REINA
"Me dicen que escoja — salsa o urbano, tradición o futuro. Yo no escojo. Yo creo."
Reina Yumiko Tanaka Castillo, 25. Born in Constanza — the coldest town in the Caribbean — to a Dominican-Japanese father and Dominican-Spanish mother. Raised between castañuelas, shamisen, and güira; trained at Miami's Frost School of Music. She didn't choose a lane. She built a highway. Salsa Urbana is the genre she created to hold all of it.
Three Roots, One Voice
REINA didn't discover fusion. She was born into it.
Dominican
Perico ripiao, salsa, bachata — Constanza mountain fiestas
Japanese
Obaachan Fumiko's enka, shamisen discipline, Fukuoka summers
Spanish
Abuela Carmen's flamenco — castañuelas, zapateo, cante jondo
¡Que Viva la Reina!
Long Live the Queen
A revelation and a coronation.
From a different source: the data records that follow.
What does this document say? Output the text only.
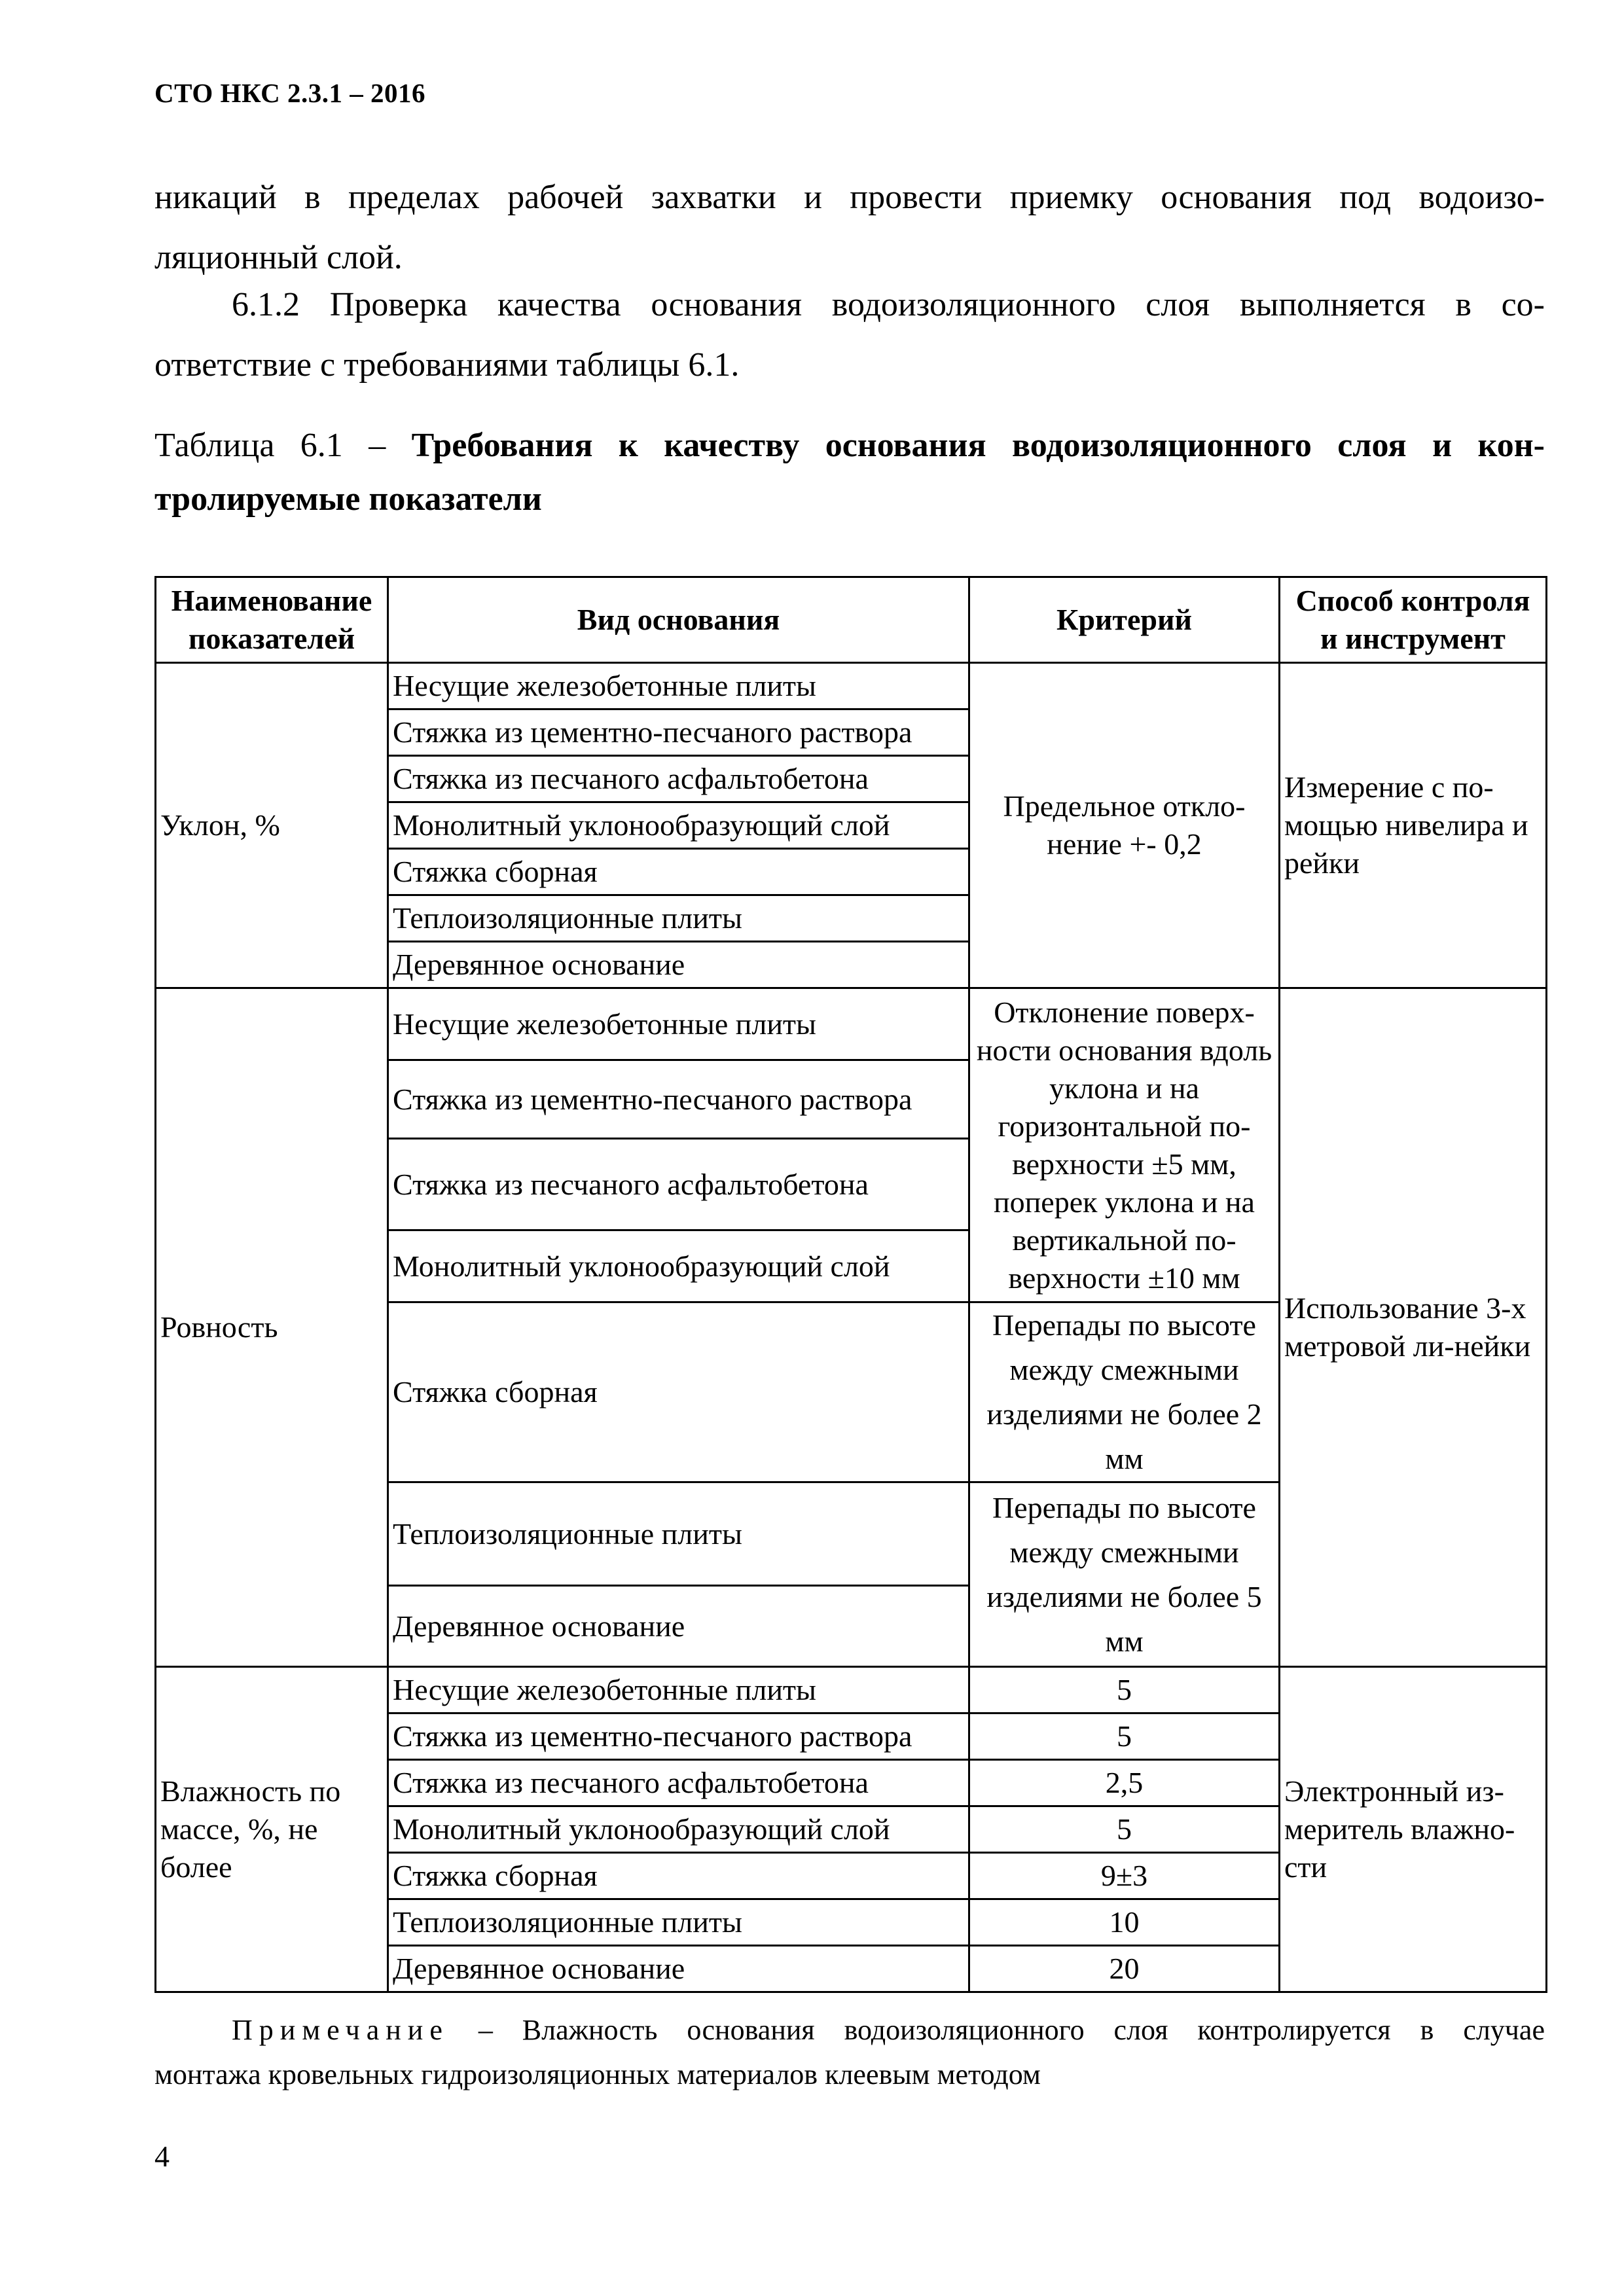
СТО НКС 2.3.1 – 2016
никаций в пределах рабочей захватки и провести приемку основания под водоизо-
ляционный слой.
6.1.2 Проверка качества основания водоизоляционного слоя выполняется в со-
ответствие с требованиями таблицы 6.1.
Таблица 6.1 – Требования к качеству основания водоизоляционного слоя и кон-
тролируемые показатели
Наименование показателей	Вид основания	Критерий	Способ контроля и инструмент
Уклон, %	Несущие железобетонные плиты	Предельное откло-нение +- 0,2	Измерение с по-мощью нивелира и рейки
	Стяжка из цементно-песчаного раствора		
	Стяжка из песчаного асфальтобетона		
	Монолитный уклонообразующий слой		
	Стяжка сборная		
	Теплоизоляционные плиты		
	Деревянное основание		
Ровность	Несущие железобетонные плиты	Отклонение поверх-ности основания вдоль уклона и на горизонтальной по-верхности ±5 мм, поперек уклона и на вертикальной по-верхности ±10 мм	Использование 3-х метровой ли-нейки
	Стяжка из цементно-песчаного раствора		
	Стяжка из песчаного асфальтобетона		
	Монолитный уклонообразующий слой		
	Стяжка сборная	Перепады по высоте между смежными изделиями не более 2 мм	
	Теплоизоляционные плиты	Перепады по высоте между смежными изделиями не более 5 мм	
	Деревянное основание		
Влажность по массе, %, не более	Несущие железобетонные плиты	5	Электронный из-меритель влажно-сти
	Стяжка из цементно-песчаного раствора	5	
	Стяжка из песчаного асфальтобетона	2,5	
	Монолитный уклонообразующий слой	5	
	Стяжка сборная	9±3	
	Теплоизоляционные плиты	10	
	Деревянное основание	20	
Примечание – Влажность основания водоизоляционного слоя контролируется в случае
монтажа кровельных гидроизоляционных материалов клеевым методом
4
Eleven tracks arcing from arrival → celebration → roots → depth → fire → universality → coronation — plus a bonus: the demo that started it all. Every track demonstrates a different facet of Salsa Urbana.
Sonic Signatures
The six moves that define Salsa Urbana.
The Switch
Moving from urbano melodic flow to full salsa soneo within the same song.
Piano montuno under 808
Her hands on the keys over programmed beats — live and electronic coexisting.
Castañuelas over dembow
Spanish castanets riding a reggaeton rhythm — her unique rhythmic texture.
Trilingual flow
Switching between Spanish, English, and Japanese without breaking stride.
Zapateo breaks
Moments where the rhythm strips to footwork percussion.
Horn explosions
Strategic use of full brass for emotional climaxes — earned, never gratuitous.
Visual Journey
Fifty-six frames from the debut cycle — press portraits, studio moments, zapateo, Constanza, and the stage.
"They called Celia the Queen of Salsa. I'm not trying to take her crown. I'm building a new throne. For a new genre. For a new generation. ¡Que viva la reina! Long live the queen — whichever queen you're talking about."